Finding my (electric) wheels
May 31, 2014
7
0
31
Try wiggling some connectors too, when you would expect power to be delivered, to see if it comes back to life. You might be lucky and find the issue is just a wire/connector that is at fault.
I've thoroughly tried that :(
 

HYDRAL1K

Finding my (electric) wheels
May 31, 2014
7
0
31
I've been thinking-- is there a way I can bypass both the controller and computer and get some sort of new controller mechanism?

The motor has a 3 phase connection with 5 PAS cables.

I don't really care to bike while I'm riding on my bike, I have a seperate road bike which I completely bike with. Essentially... is it possible to turn this into a full out scooter / moped in a cheap way?
 

Alan Quay

Esteemed Pedelecer
Dec 4, 2012
2,351
1,076
Devon
Some tips:

1. If someone offers to help you, perform the tests that they ask, and report back.
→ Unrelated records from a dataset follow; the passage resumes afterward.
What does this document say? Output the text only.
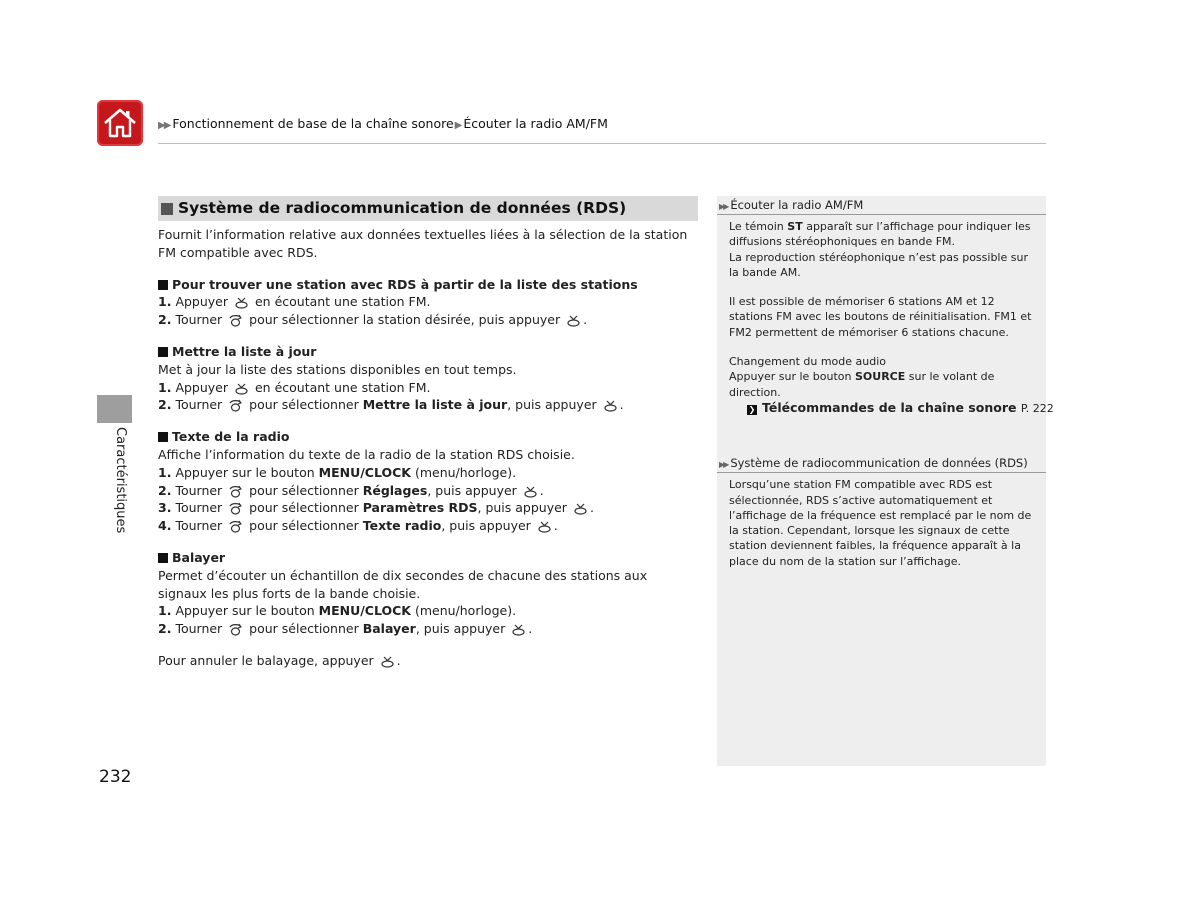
▶▶ Fonctionnement de base de la chaîne sonore▶Écouter la radio AM/FM
Caractéristiques
232
Système de radiocommunication de données (RDS)
Fournit l’information relative aux données textuelles liées à la sélection de la station FM compatible avec RDS.
Pour trouver une station avec RDS à partir de la liste des stations
1. Appuyer en écoutant une station FM.
2. Tourner pour sélectionner la station désirée, puis appuyer .
Mettre la liste à jour
Met à jour la liste des stations disponibles en tout temps.
1. Appuyer en écoutant une station FM.
2. Tourner pour sélectionner Mettre la liste à jour, puis appuyer .
Texte de la radio
Affiche l’information du texte de la radio de la station RDS choisie.
1. Appuyer sur le bouton MENU/CLOCK (menu/horloge).
2. Tourner pour sélectionner Réglages, puis appuyer .
3. Tourner pour sélectionner Paramètres RDS, puis appuyer .
4. Tourner pour sélectionner Texte radio, puis appuyer .
Balayer
Permet d’écouter un échantillon de dix secondes de chacune des stations aux signaux les plus forts de la bande choisie.
1. Appuyer sur le bouton MENU/CLOCK (menu/horloge).
2. Tourner pour sélectionner Balayer, puis appuyer .
Pour annuler le balayage, appuyer .
▶▶ Écouter la radio AM/FM
Le témoin ST apparaît sur l’affichage pour indiquer les diffusions stéréophoniques en bande FM.
La reproduction stéréophonique n’est pas possible sur la bande AM.
Il est possible de mémoriser 6 stations AM et 12 stations FM avec les boutons de réinitialisation. FM1 et FM2 permettent de mémoriser 6 stations chacune.
Changement du mode audio
Appuyer sur le bouton SOURCE sur le volant de direction.
❯ Télécommandes de la chaîne sonore P. 222
▶▶ Système de radiocommunication de données (RDS)
Lorsqu’une station FM compatible avec RDS est sélectionnée, RDS s’active automatiquement et l’affichage de la fréquence est remplacé par le nom de la station. Cependant, lorsque les signaux de cette station deviennent faibles, la fréquence apparaît à la place du nom de la station sur l’affichage.
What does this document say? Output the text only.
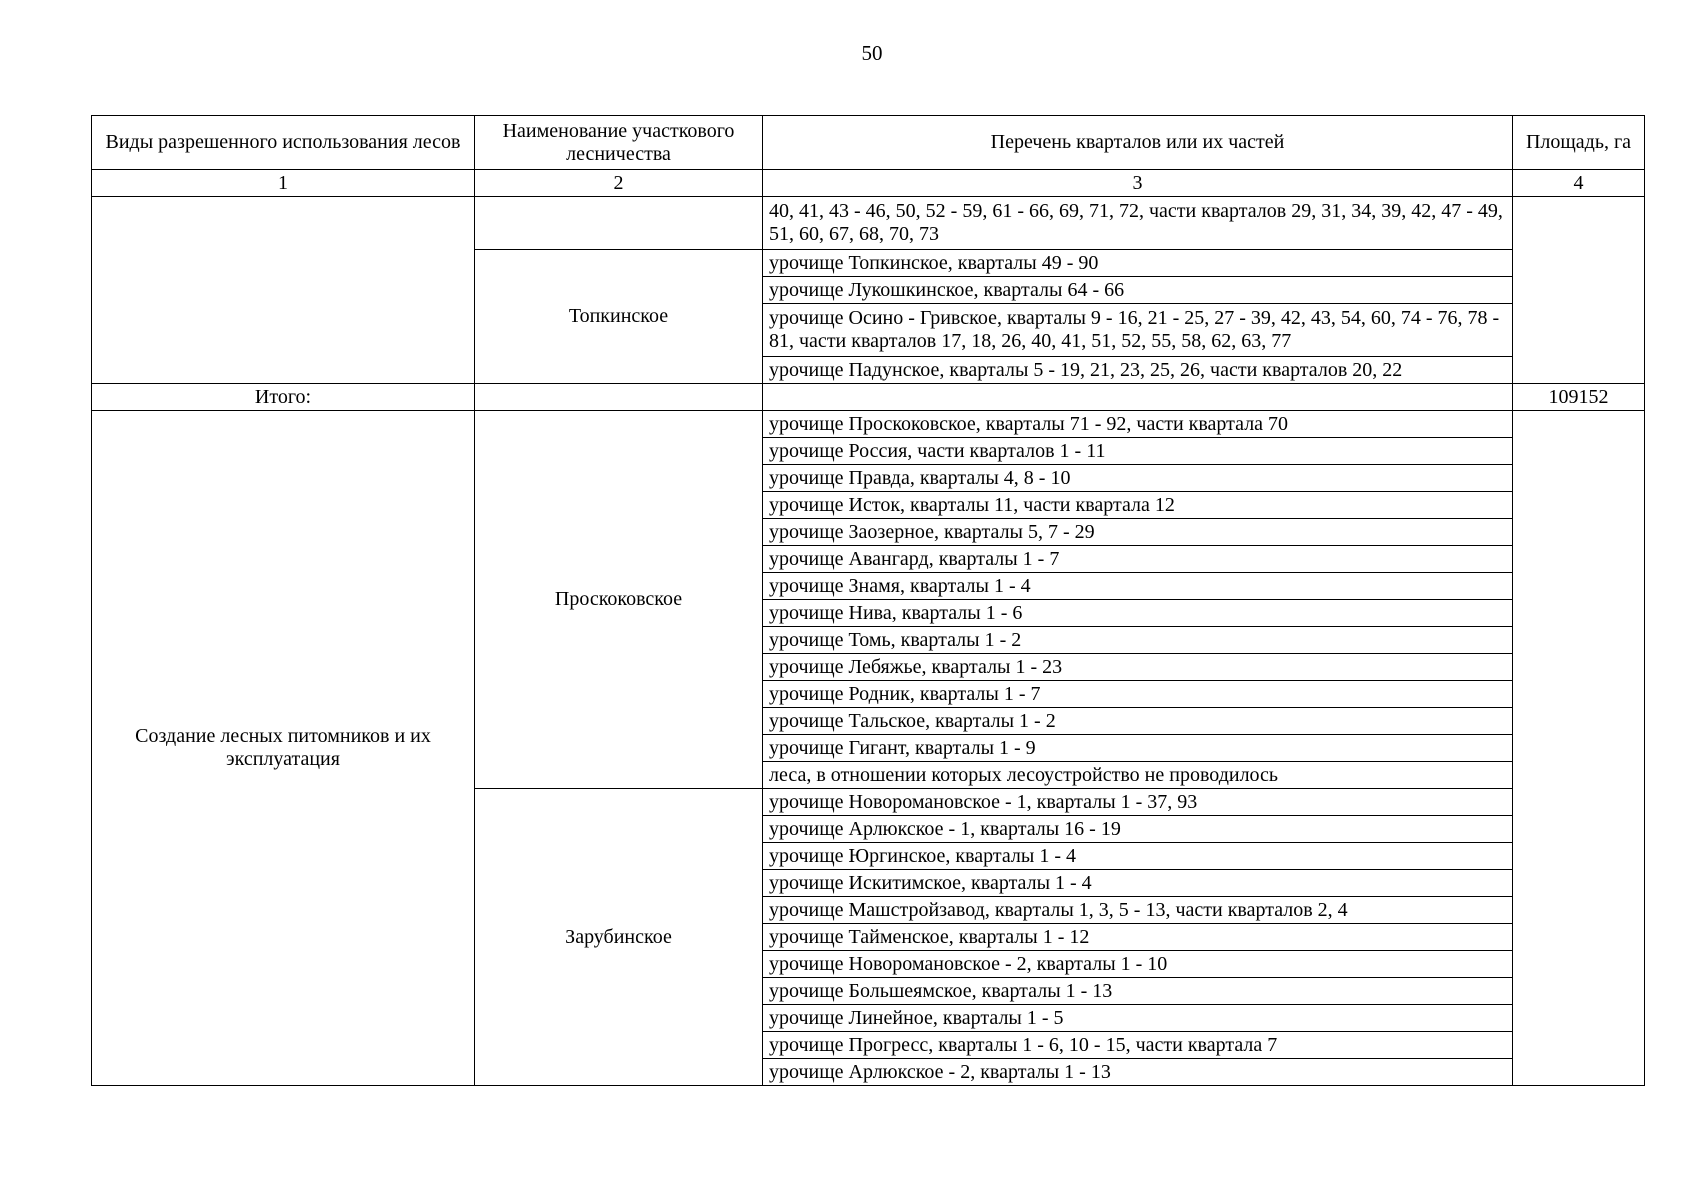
50
Виды разрешенного использования лесов	Наименование участкового лесничества	Перечень кварталов или их частей	Площадь, га
1	2	3	4
		40, 41, 43 - 46, 50, 52 - 59, 61 - 66, 69, 71, 72, части кварталов 29, 31, 34, 39, 42, 47 - 49, 51, 60, 67, 68, 70, 73	
	Топкинское	урочище Топкинское, кварталы 49 - 90	
		урочище Лукошкинское, кварталы 64 - 66	
		урочище Осино - Гривское, кварталы 9 - 16, 21 - 25, 27 - 39, 42, 43, 54, 60, 74 - 76, 78 - 81, части кварталов 17, 18, 26, 40, 41, 51, 52, 55, 58, 62, 63, 77	
		урочище Падунское, кварталы 5 - 19, 21, 23, 25, 26, части кварталов 20, 22	
Итого:			109152
Создание лесных питомников и их эксплуатация	Проскоковское	урочище Проскоковское, кварталы 71 - 92, части квартала 70	
		урочище Россия, части кварталов 1 - 11	
		урочище Правда, кварталы 4, 8 - 10	
		урочище Исток, кварталы 11, части квартала 12	
		урочище Заозерное, кварталы 5, 7 - 29	
		урочище Авангард, кварталы 1 - 7	
		урочище Знамя, кварталы 1 - 4	
		урочище Нива, кварталы 1 - 6	
		урочище Томь, кварталы 1 - 2	
		урочище Лебяжье, кварталы 1 - 23	
		урочище Родник, кварталы 1 - 7	
		урочище Тальское, кварталы 1 - 2	
		урочище Гигант, кварталы 1 - 9	
		леса, в отношении которых лесоустройство не проводилось	
	Зарубинское	урочище Новоромановское - 1, кварталы 1 - 37, 93	
		урочище Арлюкское - 1, кварталы 16 - 19	
		урочище Юргинское, кварталы 1 - 4	
		урочище Искитимское, кварталы 1 - 4	
		урочище Машстройзавод, кварталы 1, 3, 5 - 13, части кварталов 2, 4	
		урочище Тайменское, кварталы 1 - 12	
		урочище Новоромановское - 2, кварталы 1 - 10	
		урочище Большеямское, кварталы 1 - 13	
		урочище Линейное, кварталы 1 - 5	
		урочище Прогресс, кварталы 1 - 6, 10 - 15, части квартала 7	
		урочище Арлюкское - 2, кварталы 1 - 13	
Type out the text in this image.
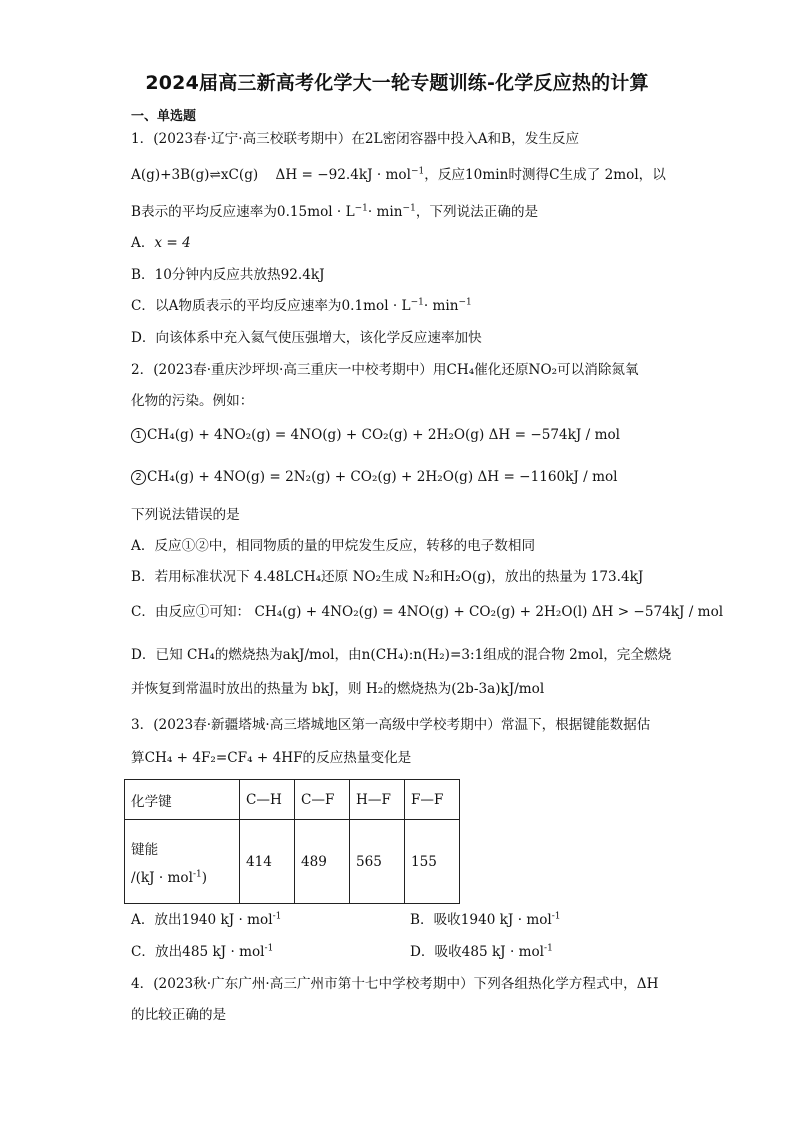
2024届高三新高考化学大一轮专题训练-化学反应热的计算
一、单选题
1．(2023春·辽宁·高三校联考期中）在2L密闭容器中投入A和B，发生反应
A(g)+3B(g)⇌xC(g) ΔH = −92.4kJ · mol$^{-1}$，反应10min时测得C生成了 2mol，以
B表示的平均反应速率为$0.15mol \cdot L^{-1}\cdot \min^{-1}$，下列说法正确的是
A．x = 4
B．10分钟内反应共放热92.4kJ
C．以A物质表示的平均反应速率为$0.1mol \cdot L^{-1}\cdot \min^{-1}$
D．向该体系中充入氦气使压强增大，该化学反应速率加快
2．(2023春·重庆沙坪坝·高三重庆一中校考期中）用CH₄催化还原NO₂可以消除氮氧
化物的污染。例如：
1 CH₄(g) + 4NO₂(g) = 4NO(g) + CO₂(g) + 2H₂O(g) ΔH = −574kJ / mol
2 CH₄(g) + 4NO(g) = 2N₂(g) + CO₂(g) + 2H₂O(g) ΔH = −1160kJ / mol
下列说法错误的是
A．反应①②中，相同物质的量的甲烷发生反应，转移的电子数相同
B．若用标准状况下 4.48LCH₄还原 NO₂生成 N₂和H₂O(g)，放出的热量为 173.4kJ
C．由反应①可知： CH₄(g) + 4NO₂(g) = 4NO(g) + CO₂(g) + 2H₂O(l) ΔH > −574kJ / mol
D．已知 CH₄的燃烧热为akJ/mol，由n(CH₄):n(H₂)=3:1组成的混合物 2mol，完全燃烧
并恢复到常温时放出的热量为 bkJ，则 H₂的燃烧热为(2b-3a)kJ/mol
3．(2023春·新疆塔城·高三塔城地区第一高级中学校考期中）常温下，根据键能数据估
算CH₄ + 4F₂=CF₄ + 4HF的反应热量变化是
化学键	C—H	C—F	H—F	F—F

键能
/(kJ · mol$^{-1}$)	414	489	565	155
A．放出1940 kJ · mol$^{-1}$	B．吸收1940 kJ · mol$^{-1}$
C．放出485 kJ · mol$^{-1}$	D．吸收485 kJ · mol$^{-1}$
4．(2023秋·广东广州·高三广州市第十七中学校考期中）下列各组热化学方程式中，ΔH
的比较正确的是
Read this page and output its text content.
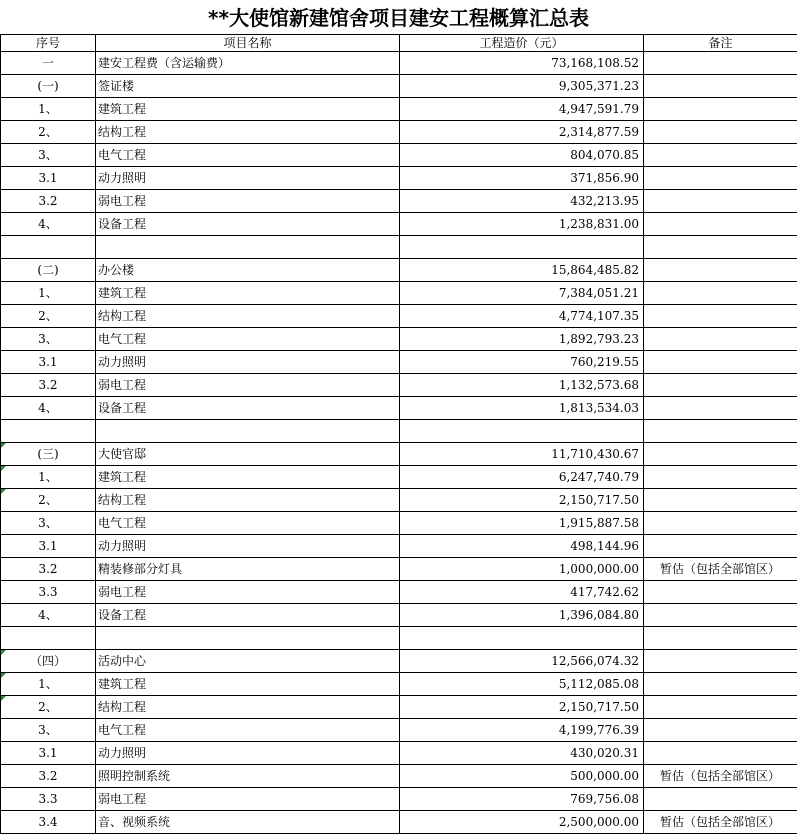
**大使馆新建馆舍项目建安工程概算汇总表
序号	项目名称	工程造价（元）	备注
一	建安工程费（含运输费）	73,168,108.52	
(一)	签证楼	9,305,371.23	
1、	建筑工程	4,947,591.79	
2、	结构工程	2,314,877.59	
3、	电气工程	804,070.85	
3.1	动力照明	371,856.90	
3.2	弱电工程	432,213.95	
4、	设备工程	1,238,831.00	

(二)	办公楼	15,864,485.82	
1、	建筑工程	7,384,051.21	
2、	结构工程	4,774,107.35	
3、	电气工程	1,892,793.23	
3.1	动力照明	760,219.55	
3.2	弱电工程	1,132,573.68	
4、	设备工程	1,813,534.03	

(三)	大使官邸	11,710,430.67	
1、	建筑工程	6,247,740.79	
2、	结构工程	2,150,717.50	
3、	电气工程	1,915,887.58	
3.1	动力照明	498,144.96	
3.2	精装修部分灯具	1,000,000.00	暂估（包括全部馆区）
3.3	弱电工程	417,742.62	
4、	设备工程	1,396,084.80	

（四）	活动中心	12,566,074.32	
1、	建筑工程	5,112,085.08	
2、	结构工程	2,150,717.50	
3、	电气工程	4,199,776.39	
3.1	动力照明	430,020.31	
3.2	照明控制系统	500,000.00	暂估（包括全部馆区）
3.3	弱电工程	769,756.08	
3.4	音、视频系统	2,500,000.00	暂估（包括全部馆区）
It's rude not to.
2. Shorting the throttle often will not work. The controllers are clever, and won't always respond to that. You need to test it with a meter, as suggested by D8veh.
3. You can replace the controller if you like, but you can't bypass it. I'm assuming the motor is a hall sensored, brushless DC design, so it will only work with a controller.
4. The '5 PAS' wires are probably the hall sensor wires. Two for 5v DC, and three sensors for position feedback.
5. The PAS Computer is likely to be little more than a display and a few buttons. Most designs can run without it, although you may have to short a couple of wires at the controller. The clever stuff is all in the controller.
6. Without pictures this is all guesswork.

I hope that has been some help.
 

HYDRAL1K

Finding my (electric) wheels
May 31, 2014
7
0
31
1. If someone offers to help you, perform the tests that they ask, and report back. It's rude not to.
There are some instruments I don't have to test with.

I will upload some more pictures and schematics for it.